Сэм отделался от свидетеля мелкой купюрой. И уже спокойно направился прямиком к знакомому кирпичному забору.

– Что я мог ещё придумать? – Исповедь подходила к концу. – Мне пришлось вначале серьёзно объясняться с Ниной Николаевной. Ведь в тот вечер я немного солгал ей. Но женщина она чудесная, недоразумение улажено, и вот я здесь. Теперь, надеюсь, вы понимаете, что причина моего появления – желание всё-таки познакомиться с умельцем по имени Капитан?

– Теперь понимаем, – ответил за всех создатель корабликов, справедливо расценив, что именно он повинен в приключившейся заварушке. – Но знакомство – оно же не просто так? Вы, наверное, хотите получить свой заказ? Так он ещё не готов, факт! У меня не получилось. И вряд ли получится…

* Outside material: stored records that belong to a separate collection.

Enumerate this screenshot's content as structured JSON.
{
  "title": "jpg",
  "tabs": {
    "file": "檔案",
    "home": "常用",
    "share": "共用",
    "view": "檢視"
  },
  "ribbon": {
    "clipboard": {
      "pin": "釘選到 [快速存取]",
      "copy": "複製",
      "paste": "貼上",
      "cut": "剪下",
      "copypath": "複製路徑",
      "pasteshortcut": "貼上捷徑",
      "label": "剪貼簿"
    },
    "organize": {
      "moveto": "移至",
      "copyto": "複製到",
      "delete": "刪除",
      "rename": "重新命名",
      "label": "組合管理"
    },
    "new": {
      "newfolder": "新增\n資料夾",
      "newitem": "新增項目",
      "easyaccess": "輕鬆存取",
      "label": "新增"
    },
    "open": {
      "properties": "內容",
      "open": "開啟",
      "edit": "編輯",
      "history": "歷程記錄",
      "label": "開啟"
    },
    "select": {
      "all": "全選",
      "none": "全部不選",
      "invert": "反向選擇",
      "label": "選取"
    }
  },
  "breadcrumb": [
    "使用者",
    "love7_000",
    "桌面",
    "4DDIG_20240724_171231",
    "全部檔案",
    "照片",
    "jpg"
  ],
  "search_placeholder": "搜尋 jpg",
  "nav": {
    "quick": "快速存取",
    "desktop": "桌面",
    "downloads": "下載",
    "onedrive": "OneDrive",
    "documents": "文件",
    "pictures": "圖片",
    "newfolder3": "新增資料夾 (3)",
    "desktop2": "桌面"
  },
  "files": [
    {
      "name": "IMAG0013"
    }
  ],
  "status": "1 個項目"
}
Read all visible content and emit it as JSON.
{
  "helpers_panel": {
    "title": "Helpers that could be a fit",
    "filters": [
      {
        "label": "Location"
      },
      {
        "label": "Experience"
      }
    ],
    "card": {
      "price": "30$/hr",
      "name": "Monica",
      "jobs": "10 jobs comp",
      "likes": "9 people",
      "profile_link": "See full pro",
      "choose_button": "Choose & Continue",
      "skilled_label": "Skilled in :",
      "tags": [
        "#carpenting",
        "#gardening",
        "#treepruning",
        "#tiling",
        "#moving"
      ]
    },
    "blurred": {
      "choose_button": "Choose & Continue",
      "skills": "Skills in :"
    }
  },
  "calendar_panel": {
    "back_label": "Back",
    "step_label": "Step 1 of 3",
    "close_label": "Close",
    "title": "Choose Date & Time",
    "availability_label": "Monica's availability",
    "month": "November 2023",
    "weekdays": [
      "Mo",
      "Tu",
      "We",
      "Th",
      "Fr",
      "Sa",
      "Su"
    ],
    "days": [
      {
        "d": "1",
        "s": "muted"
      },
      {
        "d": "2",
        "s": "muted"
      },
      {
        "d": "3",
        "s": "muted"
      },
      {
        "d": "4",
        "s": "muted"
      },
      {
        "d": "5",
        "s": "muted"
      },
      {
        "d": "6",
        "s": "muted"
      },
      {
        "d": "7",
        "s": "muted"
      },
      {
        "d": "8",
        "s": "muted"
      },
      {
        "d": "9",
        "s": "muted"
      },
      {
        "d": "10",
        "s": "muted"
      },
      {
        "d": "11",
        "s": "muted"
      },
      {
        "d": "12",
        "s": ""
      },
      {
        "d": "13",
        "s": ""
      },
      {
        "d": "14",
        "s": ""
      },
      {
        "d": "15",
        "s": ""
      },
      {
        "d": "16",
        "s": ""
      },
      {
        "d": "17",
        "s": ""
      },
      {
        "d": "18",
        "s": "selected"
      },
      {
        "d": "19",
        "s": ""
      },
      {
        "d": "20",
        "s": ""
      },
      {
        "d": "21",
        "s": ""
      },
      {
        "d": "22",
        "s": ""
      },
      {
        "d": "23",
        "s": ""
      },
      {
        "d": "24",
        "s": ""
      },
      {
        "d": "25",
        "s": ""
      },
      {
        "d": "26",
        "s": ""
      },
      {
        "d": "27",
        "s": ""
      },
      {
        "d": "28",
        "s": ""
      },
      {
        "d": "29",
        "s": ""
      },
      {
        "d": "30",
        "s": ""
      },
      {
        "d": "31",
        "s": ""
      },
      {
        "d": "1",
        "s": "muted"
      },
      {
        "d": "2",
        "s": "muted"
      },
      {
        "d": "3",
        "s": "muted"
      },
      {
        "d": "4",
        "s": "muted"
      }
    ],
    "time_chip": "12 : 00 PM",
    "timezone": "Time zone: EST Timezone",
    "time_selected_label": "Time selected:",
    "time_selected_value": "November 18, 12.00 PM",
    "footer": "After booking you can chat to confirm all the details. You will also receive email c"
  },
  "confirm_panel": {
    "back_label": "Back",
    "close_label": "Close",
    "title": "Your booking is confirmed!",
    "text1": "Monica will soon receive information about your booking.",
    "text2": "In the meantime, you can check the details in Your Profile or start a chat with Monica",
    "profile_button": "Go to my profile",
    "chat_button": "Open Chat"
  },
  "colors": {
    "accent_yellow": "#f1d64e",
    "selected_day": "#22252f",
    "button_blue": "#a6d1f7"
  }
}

С досады юнец так стегнул ни в чём не повинный одуванчик, что зацепил заодно земляной комок, который весьма удачно стукнул Сэма в лоб и соскочил, испачкав ворот сорочки и галстук.

Не будь молодой идиот столь важен для затеи, Олдбрук испепелил бы его взглядом, и вообще сделал бы что-нибудь неприятное. Но древний бессмертный, к тому же дипломат великой иностранной державы, обязан уметь держать лицо. Сэм лишь улыбнулся, стараясь, чтобы не слишком кисло, достал белоснежный платок и благосклонно принял извинения.

Теперь цвет лица у Володи был гораздо роскошнее, чем в первый раз. Олдбрук старательно излучал добродушие.

– Давайте не будем делать поспешных выводов. Раз я здесь, хотелось бы посмотреть работу, так сказать, в процессе. Сделайте мне одолжение, молодые люди!

Володя и Костя переглянулись, но Сэм уже встал и с широкой улыбкой поинтересовался, в какую сторону идти.

…Капитану с недавних пор действительно создали условия. Завхоз просто вручил ему ключ от подвального помещения, служившего плотницкой подсобкой и заваленного ломаной мебелью, обрезками пиломатериалов и пустыми коробками. Строгий наказ гласил, что он, Владимир, может пользоваться этими баснословными богатствами как пожелает, но и отвечать за любые чрезвычайные происшествия на вверенной площади будет персонально. Ставка плотника в детдоме была упразднена с незапамятных времен.

Подарок был встречен четвёркой, давно проявляющей тягу к самостоятельности, с энтузиазмом. Сначала Костя, достав немного мебельной фурнитуры и саморезов, реанимировал целых три платяных шкафа, за что получил благодарность от директрисы. Она сказала, что с удовольствием повысила бы ему оценку по физике, но «шестёрки» ставить, к сожалению, нельзя.

Главный владелец помещения обставил его: подклеил стулья образца шестидесятых, изготовил несокрушимые полки и приватизировал из кабинета трудового обучения самый лучший верстак. Чуть позже появились тумбочки и два почти не качавшихся стола.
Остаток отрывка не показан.